– Доведи ты меня.
А уже глаза послипались землёй и кровью, а я не вижу ничего, так позамазывала уже, как разгребала землю… Он меня перевёл через улицу: там ровок есть, дак промыть хоть глаза, чтоб видела, куда идти. Вот я промыла эти глаза уже, промыла, а всё в крови, вся одежа на мне в крови. Он меня довёл к тому ровку… Дак уже ж утекают люди. Бежит Волька Удовинева, что ходила, всё партизанам из Минска доставляла… С сестрою своей Маней. Дак они:
– Тётечка, милая!..
Дак я говорю, что нас из семьи только двое осталось, да и то раненый Жорж.
– Перевяжите его.
А чем же я, когда у меня всё в крови. И говорят они – тётя, утекайте, потому что в Прусках[75], говорили, у Свентоховского, что будут опять приезжать!

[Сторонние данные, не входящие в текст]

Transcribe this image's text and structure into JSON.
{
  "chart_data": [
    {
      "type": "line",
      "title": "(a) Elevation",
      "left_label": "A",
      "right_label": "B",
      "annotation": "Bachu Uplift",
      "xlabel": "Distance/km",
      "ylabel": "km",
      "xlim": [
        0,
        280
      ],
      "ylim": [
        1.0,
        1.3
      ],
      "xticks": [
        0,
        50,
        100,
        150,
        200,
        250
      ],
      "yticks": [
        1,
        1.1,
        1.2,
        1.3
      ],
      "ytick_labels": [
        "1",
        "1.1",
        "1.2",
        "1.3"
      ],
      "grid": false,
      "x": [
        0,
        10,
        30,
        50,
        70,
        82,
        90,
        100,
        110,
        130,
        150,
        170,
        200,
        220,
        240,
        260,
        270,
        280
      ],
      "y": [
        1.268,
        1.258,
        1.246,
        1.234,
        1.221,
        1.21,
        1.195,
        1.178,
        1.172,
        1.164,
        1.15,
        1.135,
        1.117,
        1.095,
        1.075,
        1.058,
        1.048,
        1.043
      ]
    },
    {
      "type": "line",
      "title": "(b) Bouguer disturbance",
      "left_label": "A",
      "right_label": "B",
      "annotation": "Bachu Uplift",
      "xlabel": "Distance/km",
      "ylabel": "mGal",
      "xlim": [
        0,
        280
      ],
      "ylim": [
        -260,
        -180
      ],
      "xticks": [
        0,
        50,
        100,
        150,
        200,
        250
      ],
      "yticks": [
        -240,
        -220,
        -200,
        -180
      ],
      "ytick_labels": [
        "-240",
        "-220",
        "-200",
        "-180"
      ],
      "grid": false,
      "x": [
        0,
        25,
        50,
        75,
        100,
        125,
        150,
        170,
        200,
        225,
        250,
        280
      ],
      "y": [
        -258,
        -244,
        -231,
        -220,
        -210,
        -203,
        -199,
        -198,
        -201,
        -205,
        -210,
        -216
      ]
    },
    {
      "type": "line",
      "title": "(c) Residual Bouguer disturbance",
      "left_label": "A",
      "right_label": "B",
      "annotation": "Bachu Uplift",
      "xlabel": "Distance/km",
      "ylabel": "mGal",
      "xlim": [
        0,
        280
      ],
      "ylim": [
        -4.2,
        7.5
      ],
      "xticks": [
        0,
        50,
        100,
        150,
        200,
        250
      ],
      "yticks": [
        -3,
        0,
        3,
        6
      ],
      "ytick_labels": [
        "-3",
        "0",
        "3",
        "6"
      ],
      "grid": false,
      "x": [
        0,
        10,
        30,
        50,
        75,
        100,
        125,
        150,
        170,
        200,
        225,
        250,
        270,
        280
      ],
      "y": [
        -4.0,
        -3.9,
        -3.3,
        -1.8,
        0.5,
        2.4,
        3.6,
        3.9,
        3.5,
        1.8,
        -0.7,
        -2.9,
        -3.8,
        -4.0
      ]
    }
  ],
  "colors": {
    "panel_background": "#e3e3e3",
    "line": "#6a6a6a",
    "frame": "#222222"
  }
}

А тут стоит из Прусок дядька, родственник наш, – прибежали уже меня глядеть… А невестку мою уже свиньи едят, обгрызли… А моя одна родственница говорит:
– Пойдём, перенесём её куда-нибудь в яму…»
Мария Нагорная.
«…Дождались мы утра. Стало виднеть. Люди все потихоньку, потихоньку собираются на край и выходят из лесу. Утром их, немцев, не стало. Выехали. Набрали, что им надо, скотину и где какое добро у людей, и уехали.
Выходим мы на выгон, а тут и партизаны явились. Двое. Видать, в разведку. На конях… А ещё не знают всей трагедии, что всех это людей побили.
Теперь уже кинулись все в село, на свои участки – кто где есть живой или нема. Помню, что идём и встречаем своего племянника, внука материна. Бежит он. Оказывается, побыл уже на своём участке. Плачет… (Плачет.) Побежали мы туда. Правда, лежит на улице… Обгоревшая такая… Люди обгорелые такие, страшные! Нельзя рассказать, не видевши…
Ну, и всё. Осталось в селе четыре хаты. И два-три гумна, може, не больше.
Партизаны – когда появились – сказали, что опасно тут, надо и остальным прятаться. Так оно и получилось, мы ушли. Ни коней, ни коров. Пешком пошли мы до Рудного, через речку…
Была у нас такая женщина, Нюша Сологубова. Молодая, одна, мать-одиночка, с девочкой маленькой. Она была ещё живая. И вот рассказывают, что каким-то чудом остался один клуб. Хата просто была такая. Нюша была раненая, просила очень пить, дак кто-то из людей занесли её в этот клуб. Ведь не думали, что немцы приедут снова допаливать. И вот они приехали. И дитятко было тоже живое. Кинули это дитя в колодезь… А её самую кололи – страшно! И зажгли уже хату…
А мы в Рудном поле, под стогом живём. А потом мама говорит, что надо как-то в Прусы добираться – там же люди валяются. И дочка её.
– Пойду я, – говорит.
А отец… Такое нервное потрясение у него, лежит, трясётся. Больной. А мать пошла в Прусы, и с нею пошла ещё племянница, моя двоюродная сестра. Чтоб уже смелей. Она из другого села, из Огородников. Приходят они туда, а немцы снова приехали, побыли в воскресенье, а теперь и во вторник приехали. Всё вывозили, что могли вывезти. Немцы снова! И им некуда деваться, они кинулись к лесу, добежали под гору, а там люпин, чья-то полоска. Тогда ж полоски были, подавали полоски людям всем. Дак они в тот люпин и спрятались. А под вечер немцы уехали.